Qu'a fait la bourgeoisie tunisienne? Voilà à peu près 60 ans qu'elle vit à l'ombre d'un pouvoir absolu et règne
sans partage sur les destinées d'un pays assez riche (comparé aux pays sub-sahariens) et d'un peuple paisible,
travailleur et économe (l'épargne nationale atteignait 22% du PIB jusqu'à 2010 et assurait à peu près 80% des
besoins en investissement public). Qu'a-t-elle fait avec ces moyens exceptionnels?
Certes, elle participé à la lutte de libération nationale dont elle a usurpé le fruit politique et économique. Elle a
développé un enseignement moderne dont le noyau était acquis depuis la période coloniale et a bien fait de le
renforcer et de le généraliser jusqu'à la fin des années des 80. Elle a initié une réforme du code de la famille
dont les conséquences ont été éminemment bénéfiques pour la société et le pays. Et c'est tout !
Sur le plan économique, elle s'est alignée dès l'indépendance sur les pays occidentaux et les organisation
internationales dont la stratégie était de maintenir les pays nouvellement indépendants dans la dépendance et
d'en extorquer éternellement la plus-value sociale par le système de la dette.
C'est ce qui a enfermé l'économie nationale dans une fragilité chronique et l'a menée de catastrophes en
catastrophes, dont les plus importantes ont été, dans le passé, la sinistre politique de coopération qui a ruiné la
paysannerie et déclenché un mouvement d'exode et d'émigration sans précédent et, dans le présent, la grave
crise que vit le tourisme.
Un pays divisé pays en deux parties
L'alignement sur le marché mondial a conduit à orienter l'économie nationale vers l'exportation et donc à
concentrer les capitaux et les entreprises sur le littéral, laissant pour compte et ignorant le vrai pays et le
marché intérieur. C'est ce qui a amené à la division du pays en deux parties et donc à la révolution de janvier
2011.
Sur le plan politique, elle a hérité d'un pays qui jouissait d'une démocratie coloniale avec un pluripartisme et
une certaine liberté de pensée et d'expression fût-elle limitée.
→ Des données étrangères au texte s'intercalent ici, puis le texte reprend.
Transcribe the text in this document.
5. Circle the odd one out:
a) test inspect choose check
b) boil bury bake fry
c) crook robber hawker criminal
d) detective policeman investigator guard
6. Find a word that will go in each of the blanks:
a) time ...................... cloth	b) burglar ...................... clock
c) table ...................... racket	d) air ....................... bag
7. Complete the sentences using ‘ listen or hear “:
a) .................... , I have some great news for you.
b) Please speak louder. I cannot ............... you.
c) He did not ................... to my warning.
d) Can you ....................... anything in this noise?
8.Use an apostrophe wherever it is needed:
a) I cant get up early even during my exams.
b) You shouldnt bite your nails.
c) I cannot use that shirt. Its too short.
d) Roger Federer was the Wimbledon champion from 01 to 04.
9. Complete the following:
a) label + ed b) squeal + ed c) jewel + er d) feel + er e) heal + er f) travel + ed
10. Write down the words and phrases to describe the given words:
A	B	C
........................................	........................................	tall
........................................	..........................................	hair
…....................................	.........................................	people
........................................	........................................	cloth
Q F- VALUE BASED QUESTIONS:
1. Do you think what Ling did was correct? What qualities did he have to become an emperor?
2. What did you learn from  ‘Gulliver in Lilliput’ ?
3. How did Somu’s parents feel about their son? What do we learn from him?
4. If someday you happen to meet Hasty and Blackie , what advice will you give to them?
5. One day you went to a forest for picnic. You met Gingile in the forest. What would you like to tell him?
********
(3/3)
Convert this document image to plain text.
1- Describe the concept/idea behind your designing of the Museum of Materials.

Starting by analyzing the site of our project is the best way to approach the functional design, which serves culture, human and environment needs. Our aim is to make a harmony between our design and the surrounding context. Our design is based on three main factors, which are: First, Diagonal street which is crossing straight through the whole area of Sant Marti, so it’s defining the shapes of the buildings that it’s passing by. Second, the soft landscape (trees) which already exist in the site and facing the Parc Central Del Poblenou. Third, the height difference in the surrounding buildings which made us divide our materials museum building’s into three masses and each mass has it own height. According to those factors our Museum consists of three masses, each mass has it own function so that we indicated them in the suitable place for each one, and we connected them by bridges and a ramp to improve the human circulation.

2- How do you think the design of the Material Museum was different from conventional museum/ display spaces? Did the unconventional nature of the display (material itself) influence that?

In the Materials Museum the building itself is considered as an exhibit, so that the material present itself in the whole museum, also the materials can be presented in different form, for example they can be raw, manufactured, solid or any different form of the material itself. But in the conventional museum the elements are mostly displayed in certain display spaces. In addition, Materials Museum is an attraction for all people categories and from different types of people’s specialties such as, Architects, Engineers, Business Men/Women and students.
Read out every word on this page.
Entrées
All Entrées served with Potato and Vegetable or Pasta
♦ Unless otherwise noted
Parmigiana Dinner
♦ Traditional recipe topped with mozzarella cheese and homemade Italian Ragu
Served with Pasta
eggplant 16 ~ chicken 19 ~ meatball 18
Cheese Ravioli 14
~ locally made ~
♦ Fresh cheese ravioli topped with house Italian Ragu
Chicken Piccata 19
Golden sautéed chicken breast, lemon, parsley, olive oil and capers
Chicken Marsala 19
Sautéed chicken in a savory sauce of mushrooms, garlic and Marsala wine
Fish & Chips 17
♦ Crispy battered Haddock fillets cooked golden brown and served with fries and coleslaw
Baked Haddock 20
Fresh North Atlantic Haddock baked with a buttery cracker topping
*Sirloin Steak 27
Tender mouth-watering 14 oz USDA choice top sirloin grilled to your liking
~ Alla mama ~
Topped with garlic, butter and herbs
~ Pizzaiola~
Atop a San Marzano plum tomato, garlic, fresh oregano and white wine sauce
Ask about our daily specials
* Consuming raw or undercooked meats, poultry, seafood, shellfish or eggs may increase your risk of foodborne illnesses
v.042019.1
Elle a commencé par asservir les organisations
nationales puis, dès 1963, elle a balayé de la place tous les partis et les journaux qui pouvaient lui apporter
quelque opposition. Elle a réprimé le Parti Communiste, le Parti du Vieux Destour, la gauche marxiste, les
Baathistes, les nationalistes arabes et, enfin les islamistes. Cette main de fer n'a été guère bousculée que par le
mouvement étudiant regroupé autour de l'Uget et le mouvement ouvrier par le biais de l'UGTT.
Ces deux organisations ont été, depuis le milieu des années 1960 à l'avant des luttes qui se menaient
sourdement dans le quotidien, mais qui éclataient au grand jour d'une façon épisodique. Notre histoire est
égrenée, depuis l'Indépendance, par des dates mémorables comme le soulèvement paysan au début des années
60, les procès de Perspectives en 68, 72, 74, etc., ceux de l'UGTT en 65, 78, 84, etc. Depuis leur constitution
les organisations dites de la société civile ont connu les affres des interdictions et des exactions : la Ligue de
défense des droits de l'homme, les avocat, les magistrat, les journalistes, etc.
Déposséder le peuple de sa révolution
La marche continue de la lutte des classes, tantôt muette, tantôt loquace, a abouti à l'éclatement de la
révolution. Qu'a-t-elle fait alors ?
Surprise par l'orage, elle a marqué un recul, en campant dans les coulisses de l'histoire à l'attente de son
moment. La grêle de l'islamisme qui a ravagé le pays lui a été un don du ciel! Ses fils prodigues lui en ont fait
un autre : celui de la «transition dans la légalité»; c'était le meilleur moyen de déposséder le peuple de sa
révolution. Ses vautours ont fendu sur le marché pour affamer les masses populaires, appauvrir les moyennes
et accumuler de grandes richesses par toutes sortes de pratiques mafieuses. C'est alors qu'elle s'est présentée au
peuple sous les couleurs du sauveur!